Par Alexandre Najjar
2014 - 09
La mode, en cette rentrée littéraire 2014, est au « biopic », le récit documentaire consacré à un personnage réel qu’on découvre à travers le prisme de l’auteur. Pour combler les vides ou par fantaisie, celui-ci peut se permettre de donner libre cours à son imagination sans se soucier de l’exactitude historique. Certes, cette tendance n’est pas nouvelle (on pense à l’excellent Courir de Jean Echenoz qui mettait en scène le coureur Zatopek), mais jamais auparavant on n’avait vu rentrée littéraire aussi riche en romans de ce type. Est-ce une défaite de l’imagination ? Est-ce la fin de l’autofiction (symbolisée par Christine Angot), l’itinéraire personnel des auteurs, saupoudré de détails scabreux et provocateurs à souhait, ayant fini par lasser le lecteur ? Pourquoi ne pas revenir à la fiction pure, et pourquoi ce besoin de prendre un personnage vrai pour miroir ? Est-ce à dire que le roman est mort ? Au vu des principaux opus de cette rentrée littéraire 2014, ces questions s’imposent.

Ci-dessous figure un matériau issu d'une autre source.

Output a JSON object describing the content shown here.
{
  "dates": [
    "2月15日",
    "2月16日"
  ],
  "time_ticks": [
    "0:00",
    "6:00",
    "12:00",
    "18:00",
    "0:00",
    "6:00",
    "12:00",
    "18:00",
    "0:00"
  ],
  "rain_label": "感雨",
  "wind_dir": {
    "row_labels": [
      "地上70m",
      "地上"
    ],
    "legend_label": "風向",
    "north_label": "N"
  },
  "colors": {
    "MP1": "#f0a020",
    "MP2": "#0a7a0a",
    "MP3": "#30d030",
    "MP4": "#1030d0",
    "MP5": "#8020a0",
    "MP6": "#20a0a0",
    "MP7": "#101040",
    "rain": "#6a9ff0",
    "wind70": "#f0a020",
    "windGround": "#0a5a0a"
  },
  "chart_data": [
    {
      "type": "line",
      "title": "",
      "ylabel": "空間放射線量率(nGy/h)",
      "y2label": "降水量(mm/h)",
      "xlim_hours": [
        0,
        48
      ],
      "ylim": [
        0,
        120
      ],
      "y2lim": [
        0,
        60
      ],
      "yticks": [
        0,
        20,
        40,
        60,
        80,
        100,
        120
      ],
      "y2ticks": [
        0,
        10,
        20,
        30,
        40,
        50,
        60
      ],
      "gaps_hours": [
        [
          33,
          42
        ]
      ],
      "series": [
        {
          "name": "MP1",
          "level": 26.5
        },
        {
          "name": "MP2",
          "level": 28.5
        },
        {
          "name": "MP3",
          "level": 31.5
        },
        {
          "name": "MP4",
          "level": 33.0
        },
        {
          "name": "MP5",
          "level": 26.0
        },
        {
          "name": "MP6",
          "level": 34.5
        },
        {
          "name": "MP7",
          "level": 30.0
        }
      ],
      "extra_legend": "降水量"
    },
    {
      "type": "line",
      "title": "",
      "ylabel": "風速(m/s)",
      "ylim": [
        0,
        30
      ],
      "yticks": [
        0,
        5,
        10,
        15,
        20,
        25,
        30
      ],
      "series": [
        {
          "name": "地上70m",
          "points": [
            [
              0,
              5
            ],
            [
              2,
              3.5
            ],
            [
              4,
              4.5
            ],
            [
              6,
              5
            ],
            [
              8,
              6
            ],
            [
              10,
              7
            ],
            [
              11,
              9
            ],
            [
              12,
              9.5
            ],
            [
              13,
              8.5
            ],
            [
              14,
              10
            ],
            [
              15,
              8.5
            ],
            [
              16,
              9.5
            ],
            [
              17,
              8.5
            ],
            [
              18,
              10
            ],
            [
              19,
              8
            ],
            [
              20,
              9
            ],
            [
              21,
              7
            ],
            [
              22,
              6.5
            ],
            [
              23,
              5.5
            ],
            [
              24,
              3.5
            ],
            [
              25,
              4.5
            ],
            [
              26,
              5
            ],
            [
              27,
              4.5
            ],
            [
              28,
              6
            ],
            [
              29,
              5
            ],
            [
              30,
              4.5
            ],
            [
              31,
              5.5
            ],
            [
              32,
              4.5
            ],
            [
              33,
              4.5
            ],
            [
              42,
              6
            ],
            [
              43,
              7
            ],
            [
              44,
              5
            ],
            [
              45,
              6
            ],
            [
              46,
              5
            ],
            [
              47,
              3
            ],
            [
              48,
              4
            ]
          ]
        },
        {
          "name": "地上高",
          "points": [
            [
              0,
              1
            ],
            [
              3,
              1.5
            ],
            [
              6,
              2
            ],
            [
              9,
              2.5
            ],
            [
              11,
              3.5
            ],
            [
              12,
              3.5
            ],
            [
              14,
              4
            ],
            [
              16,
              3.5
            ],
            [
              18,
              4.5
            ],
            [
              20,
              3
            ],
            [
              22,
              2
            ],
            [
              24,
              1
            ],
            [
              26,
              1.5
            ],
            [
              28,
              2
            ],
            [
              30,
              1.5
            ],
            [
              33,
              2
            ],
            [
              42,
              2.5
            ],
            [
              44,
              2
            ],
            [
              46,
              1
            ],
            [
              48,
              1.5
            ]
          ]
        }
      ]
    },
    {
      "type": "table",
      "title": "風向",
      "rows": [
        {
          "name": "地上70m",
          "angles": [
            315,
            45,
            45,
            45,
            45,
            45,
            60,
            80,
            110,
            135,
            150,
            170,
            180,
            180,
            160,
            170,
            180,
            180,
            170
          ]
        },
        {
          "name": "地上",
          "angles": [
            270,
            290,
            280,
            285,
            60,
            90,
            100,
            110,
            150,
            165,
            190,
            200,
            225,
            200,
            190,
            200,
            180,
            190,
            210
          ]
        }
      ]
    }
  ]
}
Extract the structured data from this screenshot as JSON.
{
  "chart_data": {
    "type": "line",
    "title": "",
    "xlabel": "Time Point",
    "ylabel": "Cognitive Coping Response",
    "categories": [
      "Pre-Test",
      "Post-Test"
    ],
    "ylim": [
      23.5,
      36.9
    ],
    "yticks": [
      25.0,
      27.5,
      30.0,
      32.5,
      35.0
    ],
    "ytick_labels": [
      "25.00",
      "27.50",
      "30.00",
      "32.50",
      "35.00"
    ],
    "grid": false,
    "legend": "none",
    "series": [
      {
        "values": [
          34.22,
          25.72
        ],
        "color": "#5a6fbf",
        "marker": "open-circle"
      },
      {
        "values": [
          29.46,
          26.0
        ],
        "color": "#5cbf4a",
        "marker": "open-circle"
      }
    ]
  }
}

Les célébrités, personnages de roman
 
Ainsi, le plus médiatique des auteurs français, Frédéric Beigbeder, raconte dans Ooana & Salinger (Grasset) l’histoire d’amour impossible entre J.D. Salinger, l’auteur célèbre de L’attrape-cœurs, et Oona, la fille d’Eugène O’Neill, Prix Nobel de littérature, qui fut par la suite (en 1943) la femme de Charlie Chaplin alors que Salinger est appelé sous les drapeaux… Mais Beigbeder n’est pas en reste : dans Pas pleurer (Seuil), Lydie Salvayre imagine Bernanos dialoguant fictivement avec la mère de la narratrice sur la guerre d’Espagne ; Eliette Abécassis imagine Freud à l’orée du nazisme (Un secret du docteur Freud, chez Flammarion) ; Dominique Bona narre les amours de Paul Valéry avec l’éditrice et avocate Jeanne Voilier (Je suis fou de toi, chez Grasset) ; Nelly Kaprièlan évoque Greta Garbo (Le manteau de Greta Garbo chez Grasset) ; Caroline de Mulder revisite la mort du King (Bye bye Elvis chez Actes Sud), alors que Franck Maubert met en scène son ami peintre Malaval (Visible la nuit chez Fayard) qui rencontra Aragon, Dali et les Stones. Dans Le collectionneur des lagunes (Pierre-Guillaume de Roux), Jean-Maurice de Montremy raconte les derniers jours de Tchaïkovski à Venise, tandis que David Foenkinos évoque dans Charlotte l’histoire vraie de Charlotte Salomon, une juive de 26 ans tuée à Auschwitz, et que Philippe Bordas fait du footballeur Zineddine Zidane le héros de son Chant furieux (Gallimard). Même Patrick Deville cède à la mode, puisque son Viva (Seuil) se lance sur les traces de l’écrivain Malcolm Lowry et de Trotski, deux chercheurs d’absolu qui ont fini au Mexique… Dans un registre plus historique : Le roi disait que j’étais diable de Clara Dupont-Monod (Grasset), qui décrit l’union de la sulfureuse Aliénor d’Aquitaine avec le pieux Louis VII. Quant à Christophe Donner, il se penche avec brio, dans un roman étrangement intitulé Quiconque exerce ce métier stupide mérite tout ce qui lui arrive (Grasset), sur la trajectoire du producteur de cinéma Jean-Pierre Rassam, interrompue par son suicide. À la lisière de cette tendance : Le Royaume (POL) d’Emmanuel Carrère, un roman admirable qui nous offre une méditation sur la foi à travers les premiers chrétiens et les figures de Luc l’évangéliste et de saint Paul.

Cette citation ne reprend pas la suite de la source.